The 2012 presidential election cost $2.6 billion.

About $1.3 billion was spent by the candidates, and $578 million of the balance represents “influence spending” by political action committees promoting or attacking particular candidates or issues, an enormous increase in 2012 made possible by Citizens United. They force campaigns to spend more.

Running for office costs money. It is raised through a relatively small number of individuals. Lawrence Lessig, in “Republic Lost,” says we have two elections for every race: the money election and the voter election. The money election determines who can compete and the scope of the campaign they can run.

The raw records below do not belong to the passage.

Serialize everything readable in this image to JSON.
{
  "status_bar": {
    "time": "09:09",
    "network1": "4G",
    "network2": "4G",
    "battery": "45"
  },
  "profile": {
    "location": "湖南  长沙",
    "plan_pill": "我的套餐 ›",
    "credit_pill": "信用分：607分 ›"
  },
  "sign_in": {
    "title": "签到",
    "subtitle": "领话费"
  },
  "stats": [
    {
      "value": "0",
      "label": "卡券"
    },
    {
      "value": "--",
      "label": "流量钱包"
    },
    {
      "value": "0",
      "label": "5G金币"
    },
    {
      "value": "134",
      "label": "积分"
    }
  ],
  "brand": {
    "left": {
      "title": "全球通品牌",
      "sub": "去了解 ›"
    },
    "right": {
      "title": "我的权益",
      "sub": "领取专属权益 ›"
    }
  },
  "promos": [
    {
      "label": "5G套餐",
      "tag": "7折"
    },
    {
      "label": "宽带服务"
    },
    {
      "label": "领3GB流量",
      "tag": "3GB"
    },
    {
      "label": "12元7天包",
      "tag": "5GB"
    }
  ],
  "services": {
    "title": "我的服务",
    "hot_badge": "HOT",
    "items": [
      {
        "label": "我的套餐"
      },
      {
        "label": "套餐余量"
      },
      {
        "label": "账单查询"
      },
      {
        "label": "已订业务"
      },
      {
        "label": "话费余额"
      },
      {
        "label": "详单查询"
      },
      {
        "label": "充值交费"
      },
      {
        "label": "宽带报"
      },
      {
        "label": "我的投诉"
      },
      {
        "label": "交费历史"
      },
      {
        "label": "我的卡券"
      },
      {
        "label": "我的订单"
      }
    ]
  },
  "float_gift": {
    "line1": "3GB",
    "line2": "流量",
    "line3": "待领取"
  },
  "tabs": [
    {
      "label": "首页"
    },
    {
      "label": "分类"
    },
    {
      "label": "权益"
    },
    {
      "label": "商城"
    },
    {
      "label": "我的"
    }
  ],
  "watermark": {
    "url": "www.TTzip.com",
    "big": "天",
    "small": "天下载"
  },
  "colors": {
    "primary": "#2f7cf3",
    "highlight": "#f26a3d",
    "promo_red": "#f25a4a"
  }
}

Many see nothing wrong with all the money that pours into our elections, calling it a matter of “free speech.” Here is the problem: 1. Our elected officials are primarily indebted to donors who support their campaigns, not those who vote for them, and 2. Those who fund the candidates do not represent the public, but have their own agendas.

The voter election is democratic, the money election is not. There are about 140,000 “relevant funders” of our elections, about 0.05 percent of the voting age population. Some of them also donate millions to “independent” PACs. While no money changes hands overtly, the funders expect a return on their investment. It is not surprising that a senator who denies climate change receives donations from oil executives, or those opposing tax reform get large donations from corporate CEOs.

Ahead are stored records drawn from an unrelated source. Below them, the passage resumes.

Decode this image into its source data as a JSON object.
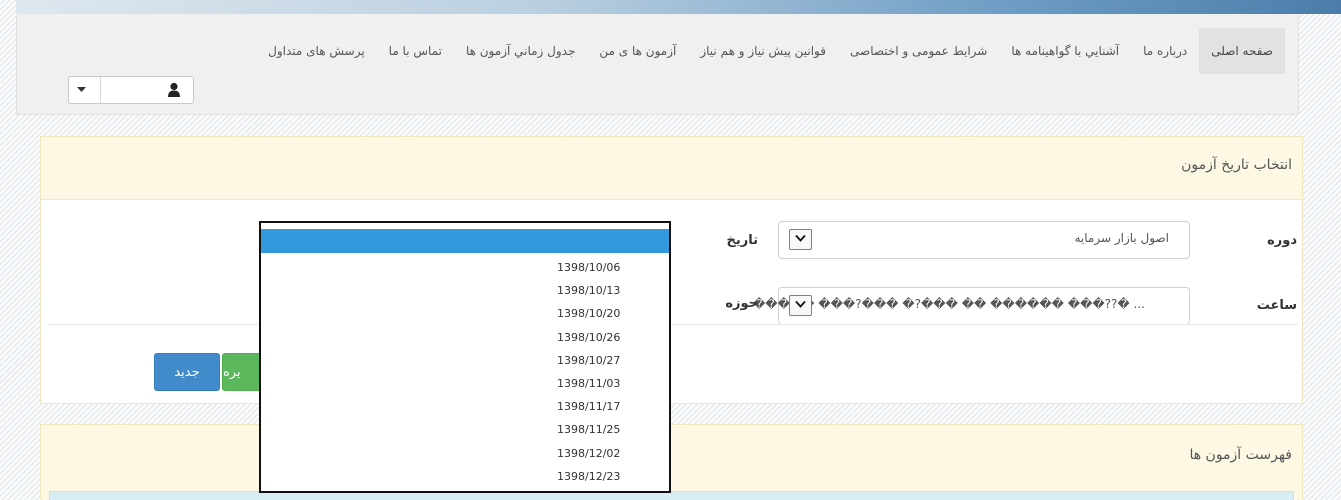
{
  "nav": {
    "items": [
      {
        "label": "صفحه اصلی",
        "active": true
      },
      {
        "label": "درباره ما"
      },
      {
        "label": "آشنايي با گواهينامه ها"
      },
      {
        "label": "شرايط عمومی و اختصاصی"
      },
      {
        "label": "قوانين پيش نياز و هم نياز"
      },
      {
        "label": "آزمون ها ی من"
      },
      {
        "label": "جدول زماني آزمون ها"
      },
      {
        "label": "تماس با ما"
      },
      {
        "label": "پرسش های متداول"
      }
    ]
  },
  "user_menu": {
    "icon": "user-icon",
    "caret_icon": "caret-down-icon"
  },
  "exam_date_panel": {
    "title": "انتخاب تاريخ آزمون",
    "course_label": "دوره",
    "course_value": "اصول بازار سرمايه",
    "date_label": "تاريخ",
    "time_label": "ساعت",
    "time_value": "�����  ���?���  �?���  ��  ������  ���??� ...",
    "area_label": "حوزه",
    "save_button_partial": "يره",
    "new_button": "جديد"
  },
  "exam_list_panel": {
    "title": "فهرست آزمون ها"
  },
  "date_dropdown": {
    "selected": "",
    "options": [
      "1398/10/06",
      "1398/10/13",
      "1398/10/20",
      "1398/10/26",
      "1398/10/27",
      "1398/11/03",
      "1398/11/17",
      "1398/11/25",
      "1398/12/02",
      "1398/12/23"
    ]
  },
  "colors": {
    "nav_bg": "#f0f0f0",
    "panel_heading_bg": "#fcf8e4",
    "primary_button": "#428bca",
    "success_button": "#5cb85c",
    "dropdown_highlight": "#3399dd"
  }
}
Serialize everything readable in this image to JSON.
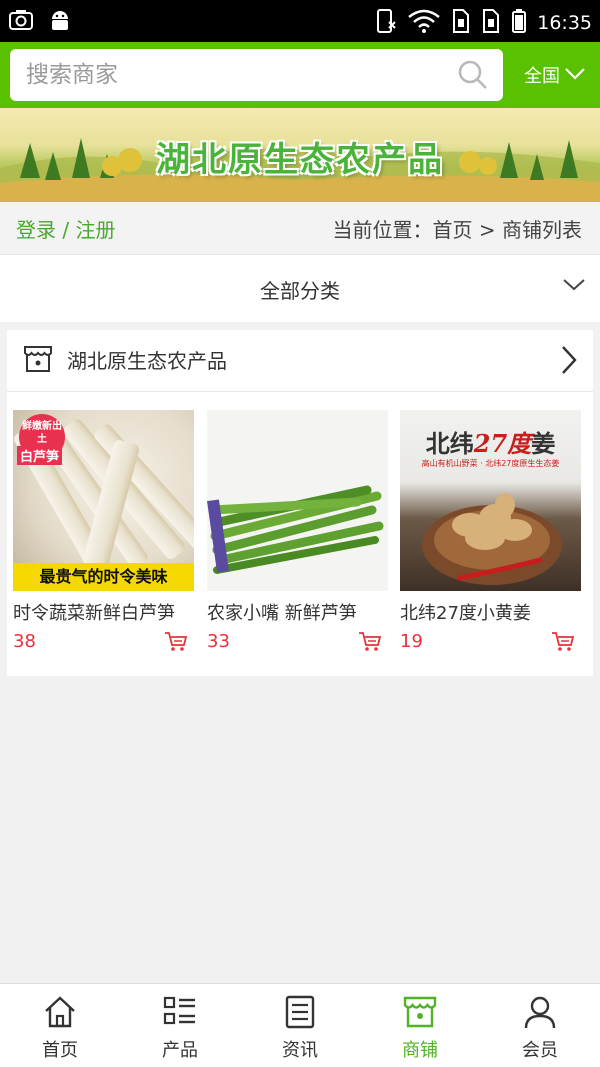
{
  "status_bar": {
    "time": "16:35"
  },
  "search": {
    "placeholder": "搜索商家",
    "region": "全国"
  },
  "banner": {
    "title": "湖北原生态农产品"
  },
  "breadcrumb": {
    "login": "登录",
    "separator": " / ",
    "register": "注册",
    "location": "当前位置：首页 > 商铺列表"
  },
  "category": {
    "label": "全部分类"
  },
  "shop": {
    "name": "湖北原生态农产品",
    "products": [
      {
        "title": "时令蔬菜新鲜白芦笋",
        "price": "38",
        "image_tag": "鲜嫩新出土",
        "image_tag2": "白芦笋",
        "image_slogan": "最贵气的时令美味"
      },
      {
        "title": "农家小嘴 新鲜芦笋",
        "price": "33"
      },
      {
        "title": "北纬27度小黄姜",
        "price": "19",
        "image_headline_a": "北纬",
        "image_headline_b": "27度",
        "image_headline_c": "姜",
        "image_subline": "高山有机山野菜 · 北纬27度原生生态姜"
      }
    ]
  },
  "tabs": [
    {
      "label": "首页",
      "icon": "home-icon",
      "active": false
    },
    {
      "label": "产品",
      "icon": "list-icon",
      "active": false
    },
    {
      "label": "资讯",
      "icon": "news-icon",
      "active": false
    },
    {
      "label": "商铺",
      "icon": "store-icon",
      "active": true
    },
    {
      "label": "会员",
      "icon": "user-icon",
      "active": false
    }
  ],
  "colors": {
    "brand_green": "#59c100",
    "price_red": "#e8313a",
    "active_tab": "#4fb325"
  }
}
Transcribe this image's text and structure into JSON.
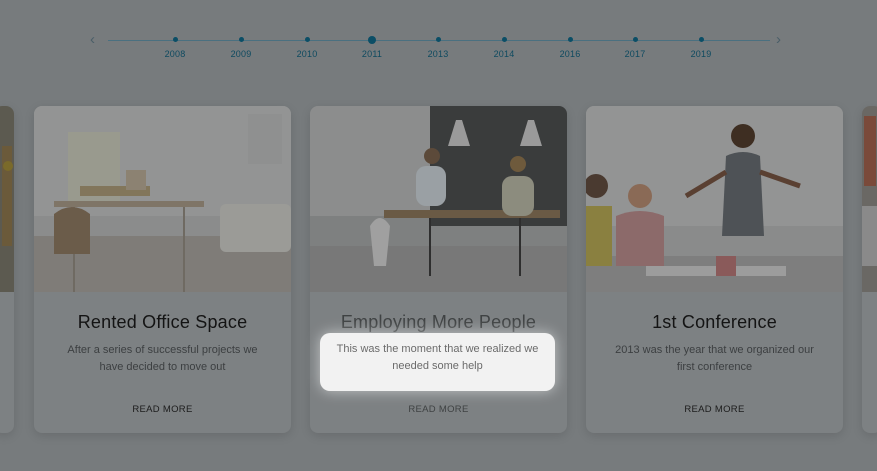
{
  "timeline": {
    "prev_icon": "chevron-left-icon",
    "next_icon": "chevron-right-icon",
    "prev_glyph": "‹",
    "next_glyph": "›",
    "years": [
      "2008",
      "2009",
      "2010",
      "2011",
      "2013",
      "2014",
      "2016",
      "2017",
      "2019"
    ],
    "active_year": "2011"
  },
  "cards": [
    {
      "title": "Rented Office Space",
      "text": "After a series of successful projects we have decided to move out",
      "link": "READ MORE"
    },
    {
      "title": "Employing More People",
      "text": "This was the moment that we realized we needed some help",
      "link": "READ MORE"
    },
    {
      "title": "1st Conference",
      "text": "2013 was the year that we organized our first conference",
      "link": "READ MORE"
    }
  ],
  "colors": {
    "overlay": "#777b7d",
    "timeline_accent": "#0b4e66",
    "spotlight": "#f2f2f2"
  }
}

Our democracy is broken. The money election breeds corruption. Our representatives should be responsible to the voters alone.

The solution: Reduce the influence of large donations, and increase the number of donors. Congress will never change political finance laws if they think they won’t get adequate election funding. But look, if only 10 percent of those who actually voted in 2012 gave $110, perhaps encouraged by federal matching or tax incentives, that would completely fund 2012-style presidential campaigns. Some want to donate more, to include candidates for other federal, state and local races, PACs, political parties and advocacy organizations.

Fine, but let’s limit total annual political contributions to $3,000 per person. “Free speech” should not mean that a few get the biggest PA system money can buy, while the rest of us must simply shout. The volume of political speech should depend on the number of people speaking with one voice, not the size of their wallets.